State Space Models

All state space models are written and estimated in the R programming language. The models are available here with instructions and R procedures for manipulating the models here here.

Wednesday, January 16, 2013

Stock Market Recap for 2012

It's time to look back at last year's Stock Market and see what, if anything, the Random Stock Walker learned. This blog is largely based on ideas from Burton Malkiel's book A Random Walk Down Wall Street. I first read Malkiel's book in 1975 and it has always been a big influence on my views of the Stock Market and of investing. However, I have also been a little uncomfortable with the lessons I took from the book and last year I set out to give some of the ideas a test.

Malkiel's basic hypothesis is that the Stock Market is a random walk, that is, today's stock price is given by yesterday's stock price plus random error P(t) = P(t-1) + E. If this is true, the implications for investing are shocking. Since you cannot predict the movement of a random walk, investing is just gambling. Your financial analyst and commentators on CNBC are basically selling snake oil. The counter argument is that stocks do seem to have trends over time and minimally might perform like a random walk with drift, P(t) = a + P(t-1) +E, where a is the drift parameter. As long as a is positive, you can expect to make a little money over time as long as your profits aren't eaten up by taxes, trading fees and investment fees (this argument is made by Andrew Lo and Archie MacKinlay in their book A Nonrandom Walk Down Wall Street, follow the link to read the free on-line pdf file).

After reading these two books and living through a few financial crises (Savings and Loan CrisisDot-com bubble, Subprime Mortgage Crisis, etc.), I have to admit that Malkiel's book is more fun to read and very appealing. However, I have always had nagging doubts. Maybe some stocks aren't random walks. If you could identify them, maybe they would be good investments. Also, being a statistician, I knew I could write a program that could test to see whether or not a stock or some market index was a random walk. The strategy would be to do this for a few years and see how the models perform. I now have a few year's worth of data.


The most important stock I had to watch last year was Apple computer (AAPL) since I owned it from 1988 to September of 2012. I sold the stock just short of the peak in September of 2012. Why?


The basic answer is the graph above taken from a February 2012 post (here) when CNBC commentators were speculating that AAPL would hit 500 within the week. My models were showing two things: AAPL was not a random walk and 500 would not be reached until half way through 2013. We are two weeks into 2013, and AAPL is 509 today, still a little over-valued given my models.

The dotted red line in the graph above is the attractor path for AAPL while the dotted green and blue lines are the upper and lower 98% prediction intervals, respectively. Anytime AAPL gets out of the upper 98% prediction interval, my models start screaming SELL and when the stock price gets below the attractor value, the models say BUY. As for AAPL, I haven't bought back in and there wouldn't be much reason to until the stock starts trending over 500. Currently, some CNBC analysts are saying that AAPL has bottomed out (here) while others are saying that the company's problems that are not going away anytime soon (here). The next few years will tell.

Unlike individual stocks, Malkiel argues that index funds provide great investment opportunities because of low fees and consistent performance, that is, they are not random walks, supposedly because the index usually consist of the best stocks on a particular exchange.

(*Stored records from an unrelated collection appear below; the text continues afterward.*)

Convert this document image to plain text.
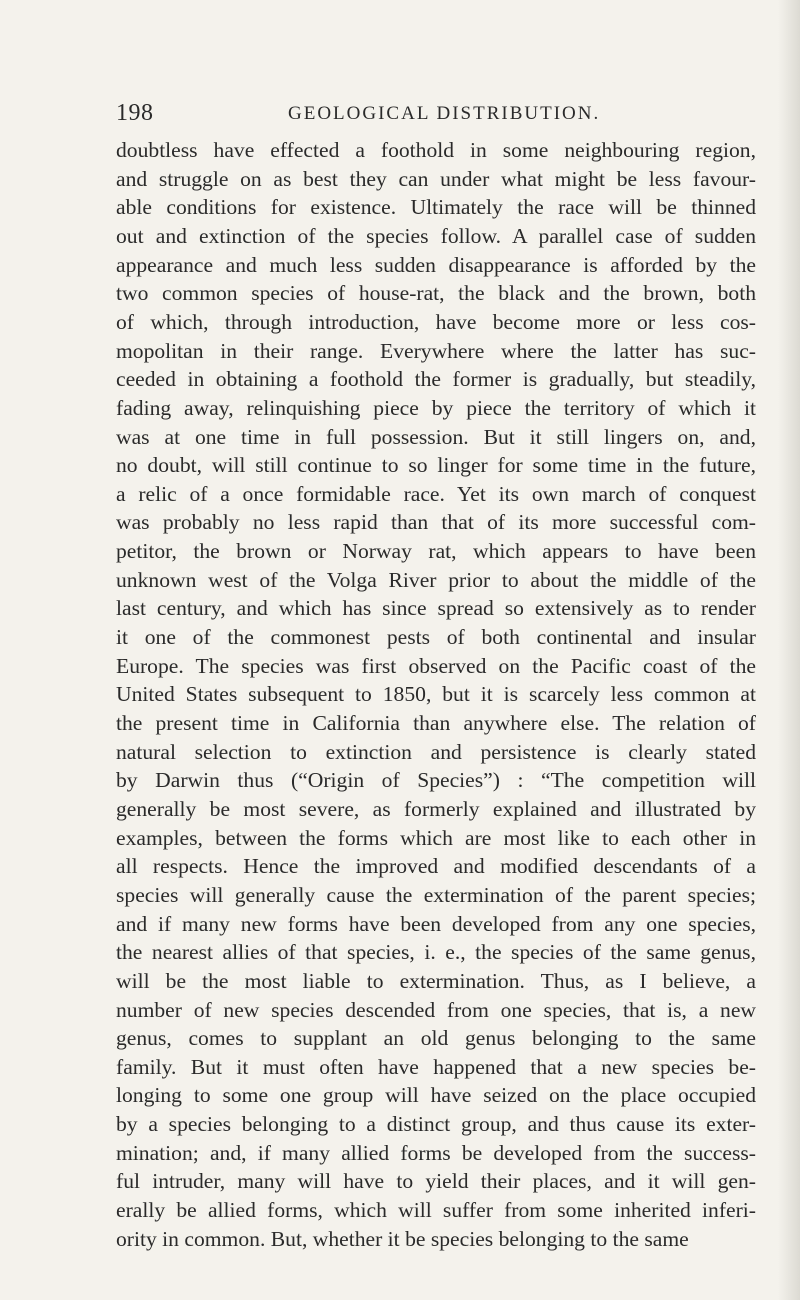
198	GEOLOGICAL DISTRIBUTION.
doubtless have effected a foothold in some neighbouring region,
and struggle on as best they can under what might be less favour-
able conditions for existence. Ultimately the race will be thinned
out and extinction of the species follow. A parallel case of sudden
appearance and much less sudden disappearance is afforded by the
two common species of house-rat, the black and the brown, both
of which, through introduction, have become more or less cos-
mopolitan in their range. Everywhere where the latter has suc-
ceeded in obtaining a foothold the former is gradually, but steadily,
fading away, relinquishing piece by piece the territory of which it
was at one time in full possession. But it still lingers on, and,
no doubt, will still continue to so linger for some time in the future,
a relic of a once formidable race. Yet its own march of conquest
was probably no less rapid than that of its more successful com-
petitor, the brown or Norway rat, which appears to have been
unknown west of the Volga River prior to about the middle of the
last century, and which has since spread so extensively as to render
it one of the commonest pests of both continental and insular
Europe. The species was first observed on the Pacific coast of the
United States subsequent to 1850, but it is scarcely less common at
the present time in California than anywhere else. The relation of
natural selection to extinction and persistence is clearly stated
by Darwin thus (“Origin of Species”) : “The competition will
generally be most severe, as formerly explained and illustrated by
examples, between the forms which are most like to each other in
all respects. Hence the improved and modified descendants of a
species will generally cause the extermination of the parent species;
and if many new forms have been developed from any one species,
the nearest allies of that species, i. e., the species of the same genus,
will be the most liable to extermination. Thus, as I believe, a
number of new species descended from one species, that is, a new
genus, comes to supplant an old genus belonging to the same
family. But it must often have happened that a new species be-
longing to some one group will have seized on the place occupied
by a species belonging to a distinct group, and thus cause its exter-
mination; and, if many allied forms be developed from the success-
ful intruder, many will have to yield their places, and it will gen-
erally be allied forms, which will suffer from some inherited inferi-
ority in common. But, whether it be species belonging to the same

In October of 2012, I took a look at the Dow Jones Industrial Average (DJI) in terms of the 1987 Flash Crash (here). The DJI was of interest because flash crashes appear to be a new feature of investing driven by program trading. Can we be sure the DJI is not a random walk?

My models suggest that the DJI is not a random walk but rather that it's attractor path is being driven by the US economy. Unfortunately, for long periods during the late 1980's, the DJI was well below its attractor path. If you had your savings in a DJI index fund, had retired during this period and needed the money, you might be taking some losses. Investing in index funds are, evidently, no guarantee of good performance at any given point in time.

In summary, the Random Stock Walker investigations for 2012 are inconclusive. Some stocks are not random walks and some index funds are not random walks. This doesn't mean that you can simply identify a stock that is being driven by the world economy (as is AAPL) or an index who's attractor is being driven by the US economy (as is the DJI), and do some log-term buy-and-hold investing. If a stock gets too far above its attractor, it would be smarter to sell. The bubble may not last forever and who knows what might happen in the future. Index funds can also also be subject to bubbles (as was true of the DJI during 1987) and the return to the attractor (the bubble-popping "Flash Crash") can be rapid. What's worse, the index can under-perform for years afterward.

If I look back a littler further, into 2011, the are some other lessons about identifying stocks that I will cover in a future post.